If you enjoy writing, reading and participation/engagement online, these crypto-social platforms offer as good a "savings account" as any out there.
Do you have to put in some effort? Sure you do.
It has actually saved my proverbial bacon, a number of times, from funding a much needed set of new tires for the truck, to paying off a property tax bill that was threatening a tax foreclosure.
So yes, it's a good investment — in more ways than one — if you have the money!
Interestingly, the steemit style account destroyed my ability to write and communicate online. I've pushed out thousands upon thousands of posts on free blogs.
The second I started thinking about the monetary value of posts, I lost my ability to write.
Of course, I was thinking about developing programs based on the blockchain model. All of my calculations show that, unless the blockchain is creating something of value, then more money most go into the chain than comes out of it; so I've become like a record player caught in a skip loop while I try to figure out how to make curation work.

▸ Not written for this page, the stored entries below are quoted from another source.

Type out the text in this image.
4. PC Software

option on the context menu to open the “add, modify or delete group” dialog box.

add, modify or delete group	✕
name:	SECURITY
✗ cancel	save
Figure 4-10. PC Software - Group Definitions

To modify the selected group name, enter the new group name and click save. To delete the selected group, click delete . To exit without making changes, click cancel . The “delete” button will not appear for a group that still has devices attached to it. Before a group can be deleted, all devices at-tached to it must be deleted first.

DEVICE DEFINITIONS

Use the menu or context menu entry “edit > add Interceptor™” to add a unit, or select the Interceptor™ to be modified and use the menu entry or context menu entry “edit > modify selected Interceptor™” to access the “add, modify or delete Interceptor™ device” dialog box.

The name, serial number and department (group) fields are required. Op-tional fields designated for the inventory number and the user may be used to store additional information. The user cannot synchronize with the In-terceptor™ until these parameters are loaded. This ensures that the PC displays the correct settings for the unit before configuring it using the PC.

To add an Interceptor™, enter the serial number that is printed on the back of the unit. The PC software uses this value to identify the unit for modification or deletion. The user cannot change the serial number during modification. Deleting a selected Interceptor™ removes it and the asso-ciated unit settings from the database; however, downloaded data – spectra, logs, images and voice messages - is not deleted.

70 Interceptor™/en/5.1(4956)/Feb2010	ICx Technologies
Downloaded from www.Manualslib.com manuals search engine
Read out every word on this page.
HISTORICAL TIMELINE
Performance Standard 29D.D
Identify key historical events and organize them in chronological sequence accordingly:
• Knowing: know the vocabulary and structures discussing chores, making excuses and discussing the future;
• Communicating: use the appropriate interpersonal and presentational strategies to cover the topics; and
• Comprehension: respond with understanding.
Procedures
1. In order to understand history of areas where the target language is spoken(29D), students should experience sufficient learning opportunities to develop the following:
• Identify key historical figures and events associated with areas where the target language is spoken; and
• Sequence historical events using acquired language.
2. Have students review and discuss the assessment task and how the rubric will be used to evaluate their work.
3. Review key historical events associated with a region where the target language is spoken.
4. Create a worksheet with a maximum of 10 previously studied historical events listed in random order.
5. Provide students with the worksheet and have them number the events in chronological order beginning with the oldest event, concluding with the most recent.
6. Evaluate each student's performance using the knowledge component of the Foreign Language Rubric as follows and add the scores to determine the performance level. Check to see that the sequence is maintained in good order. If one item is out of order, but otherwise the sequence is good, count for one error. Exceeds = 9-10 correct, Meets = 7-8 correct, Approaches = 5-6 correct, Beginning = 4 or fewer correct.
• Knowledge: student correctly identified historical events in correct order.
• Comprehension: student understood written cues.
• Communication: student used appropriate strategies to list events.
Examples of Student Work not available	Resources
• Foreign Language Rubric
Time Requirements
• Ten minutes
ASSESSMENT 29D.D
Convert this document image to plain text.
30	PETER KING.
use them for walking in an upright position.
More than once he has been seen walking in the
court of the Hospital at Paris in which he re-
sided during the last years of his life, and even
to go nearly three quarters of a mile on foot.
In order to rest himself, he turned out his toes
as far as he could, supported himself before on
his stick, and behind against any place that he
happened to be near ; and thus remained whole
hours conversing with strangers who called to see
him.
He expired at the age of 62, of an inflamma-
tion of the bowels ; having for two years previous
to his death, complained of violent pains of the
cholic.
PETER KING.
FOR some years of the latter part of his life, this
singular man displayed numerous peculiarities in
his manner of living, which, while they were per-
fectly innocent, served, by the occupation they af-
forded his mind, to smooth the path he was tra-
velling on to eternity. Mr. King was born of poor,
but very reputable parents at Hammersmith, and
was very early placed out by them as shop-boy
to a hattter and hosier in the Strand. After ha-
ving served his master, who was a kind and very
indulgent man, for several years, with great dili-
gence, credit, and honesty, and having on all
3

It was Facebook that ruined my ability to write... I ended up with a sense of "why bother?" in the face of random character attacks being more commonplace than intelligent discourse.
That said, my best blogging days were really back in the late 1990s to about 2005 before Facebook and MySpace decided that inane smileys were a more appropriate form of engagement than actual dialogue.
I never did facebook. I was not into writing posts for my family. In contrast, I really enjoyed creating web sites with PHP and interfacing with the local community.
I think it would be possible to create a truly community focused site on a blockchain. The question is whether or not the reward structure enhances the site or if the rewards simply bring out bad behavior.